Office Depot stock plunged nearly 24% on April 4 alone, the first trading day after it warned first-quarter 2019 revenue would arrive at roughly $2.76 billion -- below the $2.83 billion most analysts were modeling -- translating to a roughly 30% decline in adjusted operating income to $65 million.
Those preliminary estimates weren't far off the mark -- if a little too pessimistic. When Office Depot released its official first-quarter results yesterday morning (May 8), it showed revenue had tumbled around 2% year over year to $2.77 billion, while adjusted operating income fell 28% to $67 million.
Office Depot CEO Gerry Smith rightly called the quarter "disappointing," primarily blaming weakness from their CompuCom division, where revenue slipped 4% and resulted in a $15 million operating loss.
"We are taking decisive actions and making numerous improvements in our sales and operational processes to place this business back on-target with its long-term expectations," Smith added. "That said, our strategy remains compelling and we are steadfast in our plan to transform Office Depot into a leading provider of business products and services through our world-class integrated distribution platform."

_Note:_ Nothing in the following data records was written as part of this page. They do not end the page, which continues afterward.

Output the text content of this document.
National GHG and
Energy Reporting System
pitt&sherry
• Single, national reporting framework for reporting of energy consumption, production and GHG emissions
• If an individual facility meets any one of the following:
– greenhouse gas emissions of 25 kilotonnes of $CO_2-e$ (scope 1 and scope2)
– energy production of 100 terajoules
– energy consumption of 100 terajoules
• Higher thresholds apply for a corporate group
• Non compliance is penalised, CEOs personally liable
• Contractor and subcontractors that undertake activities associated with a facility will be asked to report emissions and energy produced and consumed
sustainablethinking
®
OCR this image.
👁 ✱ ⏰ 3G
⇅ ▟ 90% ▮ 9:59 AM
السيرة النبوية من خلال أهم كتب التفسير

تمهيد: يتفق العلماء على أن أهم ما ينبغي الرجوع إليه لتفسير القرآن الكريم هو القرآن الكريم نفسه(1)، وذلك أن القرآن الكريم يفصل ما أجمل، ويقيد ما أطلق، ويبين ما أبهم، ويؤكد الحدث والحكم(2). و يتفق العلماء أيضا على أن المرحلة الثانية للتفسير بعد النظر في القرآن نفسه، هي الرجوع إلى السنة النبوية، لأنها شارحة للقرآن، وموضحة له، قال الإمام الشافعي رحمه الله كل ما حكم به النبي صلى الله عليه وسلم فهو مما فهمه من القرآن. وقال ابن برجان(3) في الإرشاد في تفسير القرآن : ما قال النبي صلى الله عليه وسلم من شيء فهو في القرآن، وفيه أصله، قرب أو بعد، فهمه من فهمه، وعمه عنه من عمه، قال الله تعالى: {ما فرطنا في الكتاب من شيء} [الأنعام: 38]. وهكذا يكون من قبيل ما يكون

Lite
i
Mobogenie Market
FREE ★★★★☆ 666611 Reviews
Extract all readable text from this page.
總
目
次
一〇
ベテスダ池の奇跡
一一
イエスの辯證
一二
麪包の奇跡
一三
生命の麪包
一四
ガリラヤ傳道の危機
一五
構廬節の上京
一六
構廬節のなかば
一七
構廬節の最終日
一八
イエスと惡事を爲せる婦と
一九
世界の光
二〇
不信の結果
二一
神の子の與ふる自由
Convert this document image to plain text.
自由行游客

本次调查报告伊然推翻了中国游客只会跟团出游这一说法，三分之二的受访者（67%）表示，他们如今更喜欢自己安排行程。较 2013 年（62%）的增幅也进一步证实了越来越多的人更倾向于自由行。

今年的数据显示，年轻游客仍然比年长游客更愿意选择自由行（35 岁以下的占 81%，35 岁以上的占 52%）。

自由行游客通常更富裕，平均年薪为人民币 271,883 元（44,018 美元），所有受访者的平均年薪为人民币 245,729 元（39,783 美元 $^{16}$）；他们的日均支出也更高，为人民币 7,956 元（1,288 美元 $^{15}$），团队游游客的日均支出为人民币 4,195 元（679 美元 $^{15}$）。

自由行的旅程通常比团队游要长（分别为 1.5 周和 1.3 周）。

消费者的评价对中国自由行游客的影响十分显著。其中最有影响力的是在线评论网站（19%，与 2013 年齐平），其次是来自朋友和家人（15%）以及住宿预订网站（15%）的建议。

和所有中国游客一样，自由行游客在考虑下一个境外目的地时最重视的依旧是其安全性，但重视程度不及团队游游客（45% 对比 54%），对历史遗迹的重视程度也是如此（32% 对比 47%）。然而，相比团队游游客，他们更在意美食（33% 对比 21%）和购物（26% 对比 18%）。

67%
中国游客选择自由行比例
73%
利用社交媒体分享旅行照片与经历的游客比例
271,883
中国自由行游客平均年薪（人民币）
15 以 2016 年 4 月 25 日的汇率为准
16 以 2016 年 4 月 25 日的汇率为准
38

More specifically, Office Depot is implementing an accelerated cost-reduction and business-improvement program, through which it expects to generate at least $40 million of savings this year and over $100 million in annualized savings thereafter. But those savings won't come cheap: Office Depot expects to incur around $85 million in severance and related employee costs for the remainder of fiscal 2019, as well as $110 million in total costs to implement the plan through 2021.
In the meantime, Office Depot now expects fiscal 2019 revenue of $10.8 billion to $10.9 billion, marking a reduction from its previous guidance for $11.1 billion. Given that weak start to the year, it should be no surprise to see Office Depot stock flirting with its 52-week low today.